Recently I created a list of stories I had crafted and told and stories I would like to tell and roughly categorized these by type: personal stories, fact based stories, myths and legends, wisdom stories and folktales. I wasn’t surprised to see that the highest number of stories were listed under the personal stories category. However, what was surprising was the joy I felt when reading the titles of the stories listed under folktales (including wisdom tales). This was completely unexpected
As a budding storyteller the first folktale I told was from Pakistan, “Diamond Cut Diamond” as part of the requirement in the Art of Storytelling class. And while I enjoyed telling the story as a story, I didn't fully understand what a folktale was. Of course, I had read the chapter on “How to Tell a Folktale” from Liz Warren’s The Oral Tradition Today: An Introduction to the Art of Storytelling. but I was missing a key experience, the delight in telling a story.

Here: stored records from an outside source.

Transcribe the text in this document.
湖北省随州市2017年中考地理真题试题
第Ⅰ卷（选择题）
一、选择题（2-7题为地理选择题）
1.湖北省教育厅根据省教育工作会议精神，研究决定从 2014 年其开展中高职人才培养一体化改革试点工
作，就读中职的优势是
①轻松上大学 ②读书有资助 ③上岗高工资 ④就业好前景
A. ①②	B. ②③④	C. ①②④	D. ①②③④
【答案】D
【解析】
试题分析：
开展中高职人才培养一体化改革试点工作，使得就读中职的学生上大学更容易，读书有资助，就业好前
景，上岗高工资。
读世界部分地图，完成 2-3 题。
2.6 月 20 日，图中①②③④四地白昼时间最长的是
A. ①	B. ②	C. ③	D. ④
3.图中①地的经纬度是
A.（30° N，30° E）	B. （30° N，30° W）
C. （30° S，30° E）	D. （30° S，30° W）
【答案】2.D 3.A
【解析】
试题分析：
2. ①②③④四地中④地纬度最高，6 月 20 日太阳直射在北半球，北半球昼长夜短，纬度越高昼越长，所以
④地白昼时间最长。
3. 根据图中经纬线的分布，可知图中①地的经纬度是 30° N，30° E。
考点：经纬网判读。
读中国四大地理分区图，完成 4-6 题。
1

After a two-year gap, when I returned to storytelling, I took the class on Multicultural Folktales and I went in with a biased attitude that I wouldn't like folktales. Being a very practical person, I had a difficult time connecting to folktales because of the magical transformations and events skirting on the edge of reality. They seemed unbelievable to me. Another part of folktales that was challenging for me was seeing the value of hope instead of oppression in a story like Cinderella. But what was heartening was that I could tell a wisdom story and that would count because wisdom tales are a type of folktales.
Then I read Rabbi Rossel’s words.
“You craft a story by making choices as to what the story should sound like. Stories sound different to a different generation.

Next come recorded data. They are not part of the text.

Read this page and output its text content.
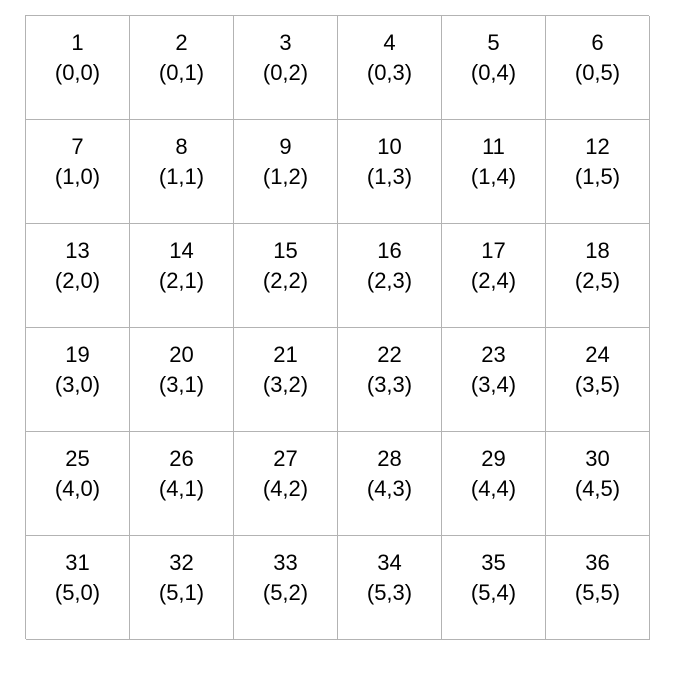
1
(0,0)
2
(0,1)
3
(0,2)
4
(0,3)
5
(0,4)
6
(0,5)
7
(1,0)
8
(1,1)
9
(1,2)
10
(1,3)
11
(1,4)
12
(1,5)
13
(2,0)
14
(2,1)
15
(2,2)
16
(2,3)
17
(2,4)
18
(2,5)
19
(3,0)
20
(3,1)
21
(3,2)
22
(3,3)
23
(3,4)
24
(3,5)
25
(4,0)
26
(4,1)
27
(4,2)
28
(4,3)
29
(4,4)
30
(4,5)
31
(5,0)
32
(5,1)
33
(5,2)
34
(5,3)
35
(5,4)
36
(5,5)
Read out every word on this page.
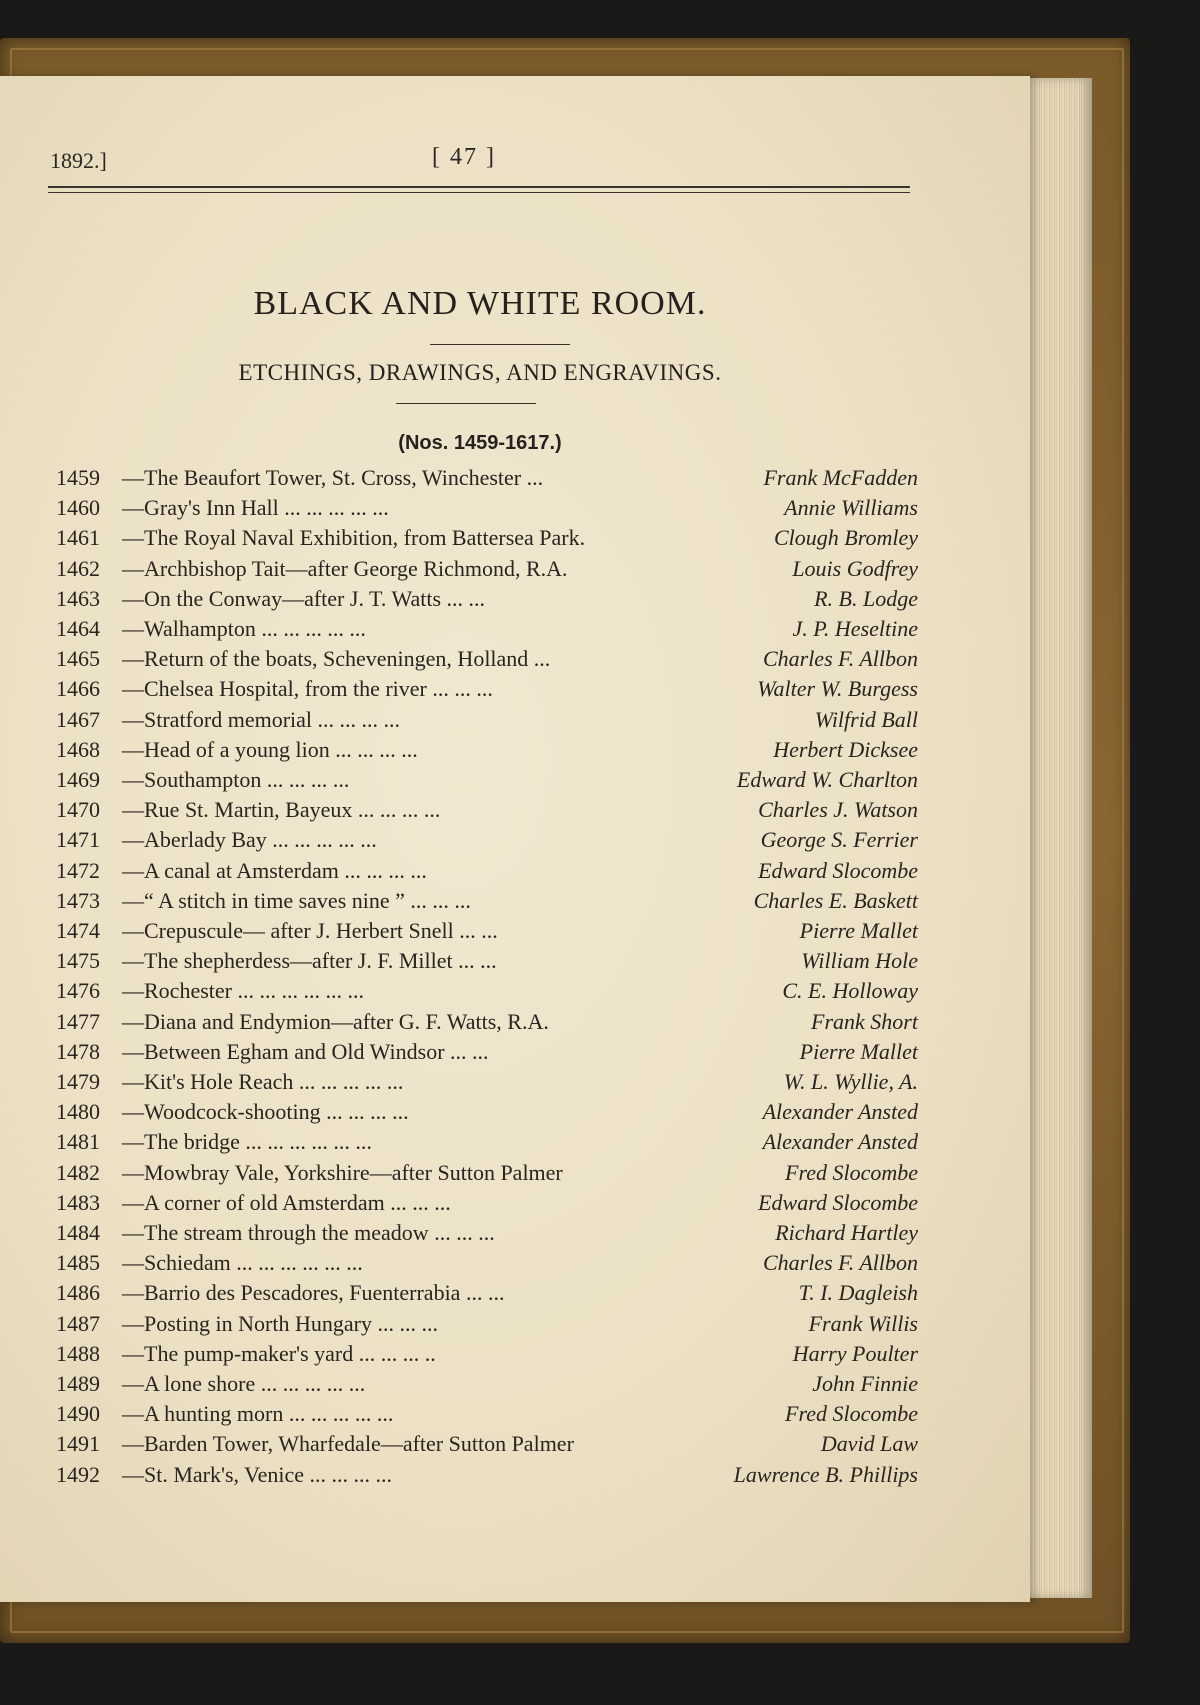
1892.]	[ 47 ]
BLACK AND WHITE ROOM.
ETCHINGS, DRAWINGS, AND ENGRAVINGS.
(Nos. 1459-1617.)
1459 —The Beaufort Tower, St. Cross, Winchester ...	Frank McFadden
1460 —Gray's Inn Hall ... ... ... ... ...	Annie Williams
1461 —The Royal Naval Exhibition, from Battersea Park.	Clough Bromley
1462 —Archbishop Tait—after George Richmond, R.A.	Louis Godfrey
1463 —On the Conway—after J. T. Watts ... ...	R. B. Lodge
1464 —Walhampton ... ... ... ... ...	J. P. Heseltine
1465 —Return of the boats, Scheveningen, Holland ...	Charles F. Allbon
1466 —Chelsea Hospital, from the river ... ... ...	Walter W. Burgess
1467 —Stratford memorial ... ... ... ...	Wilfrid Ball
1468 —Head of a young lion ... ... ... ...	Herbert Dicksee
1469 —Southampton ... ... ... ...	Edward W. Charlton
1470 —Rue St. Martin, Bayeux ... ... ... ...	Charles J. Watson
1471 —Aberlady Bay ... ... ... ... ...	George S. Ferrier
1472 —A canal at Amsterdam ... ... ... ...	Edward Slocombe
1473 —“ A stitch in time saves nine ” ... ... ...	Charles E. Baskett
1474 —Crepuscule— after J. Herbert Snell ... ...	Pierre Mallet
1475 —The shepherdess—after J. F. Millet ... ...	William Hole
1476 —Rochester ... ... ... ... ... ...	C. E. Holloway
1477 —Diana and Endymion—after G. F. Watts, R.A.	Frank Short
1478 —Between Egham and Old Windsor ... ...	Pierre Mallet
1479 —Kit's Hole Reach ... ... ... ... ...	W. L. Wyllie, A.
1480 —Woodcock-shooting ... ... ... ...	Alexander Ansted
1481 —The bridge ... ... ... ... ... ...	Alexander Ansted
1482 —Mowbray Vale, Yorkshire—after Sutton Palmer	Fred Slocombe
1483 —A corner of old Amsterdam ... ... ...	Edward Slocombe
1484 —The stream through the meadow ... ... ...	Richard Hartley
1485 —Schiedam ... ... ... ... ... ...	Charles F. Allbon
1486 —Barrio des Pescadores, Fuenterrabia ... ...	T. I. Dagleish
1487 —Posting in North Hungary ... ... ...	Frank Willis
1488 —The pump-maker's yard ... ... ... ..	Harry Poulter
1489 —A lone shore ... ... ... ... ...	John Finnie
1490 —A hunting morn ... ... ... ... ...	Fred Slocombe
1491 —Barden Tower, Wharfedale—after Sutton Palmer	David Law
1492 —St. Mark's, Venice ... ... ... ...	Lawrence B. Phillips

“That’s what the old storytellers used to do in order to make the stories their own..”
These words opened up a whole new world of stories for me to tell. It was like I now had permission to craft and tell a version of a folktale that reinforced the values of our time. In my version of the folktale “The Wicked Stepmother” a Cinderella folktale from Kashmir the passive protagonist changed to one who was active in creating her own destiny. In crafting the Brothers Grimm’s “The White Snake” I took the liberty of changing the protagonist from being male to female giving her the role of saving the prince instead of a poor servant boy going through trials to win the hand of a beautiful princess. Once I found this freedom, I also found the delight in the mystical transformations. My constant reminder, however, to myself when crafting my version of a fairytale is to refrain from overexplaining the departure from reality. I am learning to trust the listeners imagination rather than enforcing my interpretation. While I create the images in the story it is the listener who imagines how the event occurred.
As I evolve as a storyteller I recognise that my responsibility is to continue the oral tradition of not only storytelling but telling folktales because as a Native American storyteller said, “Stories are living things and we keep them alive through telling.”